SECTION 1. The Election of officers shall take place at the Annual Meeting in November every other year (See Article V, Section 3).

a) The election shall be conducted by ballot except when there is only one (1) candidate nominated for each office at which time a vote by unanimous consent shall be made.

1) In the event there is a single slate of candidates to be voted upon, the Secretary shall be instructed to cast the unanimous ballot of the membership.

b) In the event there are three (3) or more candidates for any position, the nominee receiving a plurality of votes shall be declared the winner.
c) Voting by proxy and by absentee ballot shall be prohibited.

SECTION 2. The Election Committee of no less than 2 members shall be appointed by the Chairman the meeting immediately prior to the Annual Meeting.

a) The Election Committee shall be responsible for assembling all of the necessary materials needed to conduct the ballot vote at the Annual Meeting.
b) During the Election the Committee members shall act as the tellers and shall distribute, collect, count the ballots, and report the vote.
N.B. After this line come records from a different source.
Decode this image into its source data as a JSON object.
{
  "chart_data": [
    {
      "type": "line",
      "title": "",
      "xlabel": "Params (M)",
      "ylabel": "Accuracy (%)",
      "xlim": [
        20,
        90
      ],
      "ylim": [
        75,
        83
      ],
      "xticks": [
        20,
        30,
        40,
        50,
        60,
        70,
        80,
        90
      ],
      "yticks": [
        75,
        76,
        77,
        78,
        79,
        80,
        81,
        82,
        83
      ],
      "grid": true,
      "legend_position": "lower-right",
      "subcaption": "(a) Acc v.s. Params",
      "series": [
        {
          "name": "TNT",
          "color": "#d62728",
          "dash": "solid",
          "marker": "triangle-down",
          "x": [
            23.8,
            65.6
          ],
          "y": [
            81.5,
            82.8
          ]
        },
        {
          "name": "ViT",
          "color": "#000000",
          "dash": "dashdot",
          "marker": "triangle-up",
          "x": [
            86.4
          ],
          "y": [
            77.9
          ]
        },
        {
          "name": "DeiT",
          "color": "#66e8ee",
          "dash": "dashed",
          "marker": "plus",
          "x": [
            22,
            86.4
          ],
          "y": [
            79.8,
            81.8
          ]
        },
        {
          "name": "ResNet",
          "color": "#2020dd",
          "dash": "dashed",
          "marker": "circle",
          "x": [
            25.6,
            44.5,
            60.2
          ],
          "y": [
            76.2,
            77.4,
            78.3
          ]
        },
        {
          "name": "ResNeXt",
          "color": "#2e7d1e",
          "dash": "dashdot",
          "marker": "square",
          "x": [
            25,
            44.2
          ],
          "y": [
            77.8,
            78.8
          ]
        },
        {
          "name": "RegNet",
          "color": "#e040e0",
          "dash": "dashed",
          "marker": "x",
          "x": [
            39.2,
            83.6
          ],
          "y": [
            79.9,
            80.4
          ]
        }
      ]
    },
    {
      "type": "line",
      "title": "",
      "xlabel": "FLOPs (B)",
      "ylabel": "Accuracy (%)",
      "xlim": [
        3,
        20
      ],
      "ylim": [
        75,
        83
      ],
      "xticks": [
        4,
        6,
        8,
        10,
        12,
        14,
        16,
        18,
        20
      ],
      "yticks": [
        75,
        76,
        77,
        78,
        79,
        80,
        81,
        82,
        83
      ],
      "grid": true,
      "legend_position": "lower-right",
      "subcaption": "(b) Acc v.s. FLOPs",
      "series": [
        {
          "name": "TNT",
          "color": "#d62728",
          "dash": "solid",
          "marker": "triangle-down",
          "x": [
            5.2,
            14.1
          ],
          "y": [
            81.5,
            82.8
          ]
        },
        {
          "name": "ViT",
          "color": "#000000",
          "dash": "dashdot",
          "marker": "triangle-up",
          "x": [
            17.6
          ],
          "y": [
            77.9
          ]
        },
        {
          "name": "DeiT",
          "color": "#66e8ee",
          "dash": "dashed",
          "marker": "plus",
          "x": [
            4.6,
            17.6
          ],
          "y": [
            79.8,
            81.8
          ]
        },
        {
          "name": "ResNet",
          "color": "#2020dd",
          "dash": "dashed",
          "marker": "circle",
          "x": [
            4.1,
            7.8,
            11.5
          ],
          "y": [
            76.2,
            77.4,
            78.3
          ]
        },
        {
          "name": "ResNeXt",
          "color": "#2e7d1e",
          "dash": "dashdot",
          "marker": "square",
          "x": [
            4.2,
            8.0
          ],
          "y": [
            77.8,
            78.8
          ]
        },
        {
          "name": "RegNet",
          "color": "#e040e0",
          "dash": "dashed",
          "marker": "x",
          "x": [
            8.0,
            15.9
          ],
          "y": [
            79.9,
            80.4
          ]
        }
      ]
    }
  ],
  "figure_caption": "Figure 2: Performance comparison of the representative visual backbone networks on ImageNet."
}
SECTION 1. Amending the By-Laws: The By-Laws may be amended as provided herein:

a) Amendments shall be presented in printed form at a regularly scheduled meeting of the membership.
b) The sections to be amended shall be presented in conjunction with the proposed amendment.
c) If a revision of the By-Laws is proposed, then copies of the revised version shall be presented.
d) The printed proposed changes must be distributed to all the members no less than ten (10) days prior to the meeting when the vote shall be conducted.

SECTION 2. Voting: The proposed amendments shall be voted on at the first regularly scheduled meeting following the presentation of the amendments. a) Passage of amendments to the By-Laws shall require an affirmative vote of two-thirds (2/3) of the members present and voting.


SECTION 1. Procedure: If in the event this Club wishes to formally disband or dissolve:

a) The Executive Board shall present a resolution stating the reasons for dissolution.
b) Resolutions shall also be presented which state the manner in which the assets shall be disposed of and other administrative details.
c) The resolutions must be sent by mail to all members of record.
d) Creditors with proof of claims shall be fully paid, or shall be paid an agreed upon settlement.
e) The final disposition of all remaining assets shall be assigned to the Somerset County Republican Organization within a six months period.


The rules contained in the current edition of Robert's Rules of Order Newly Revised shall govern the Club in all cases to which they are applicable and in which they are not inconsistent with these By-Laws and any special rules the Club may adopt.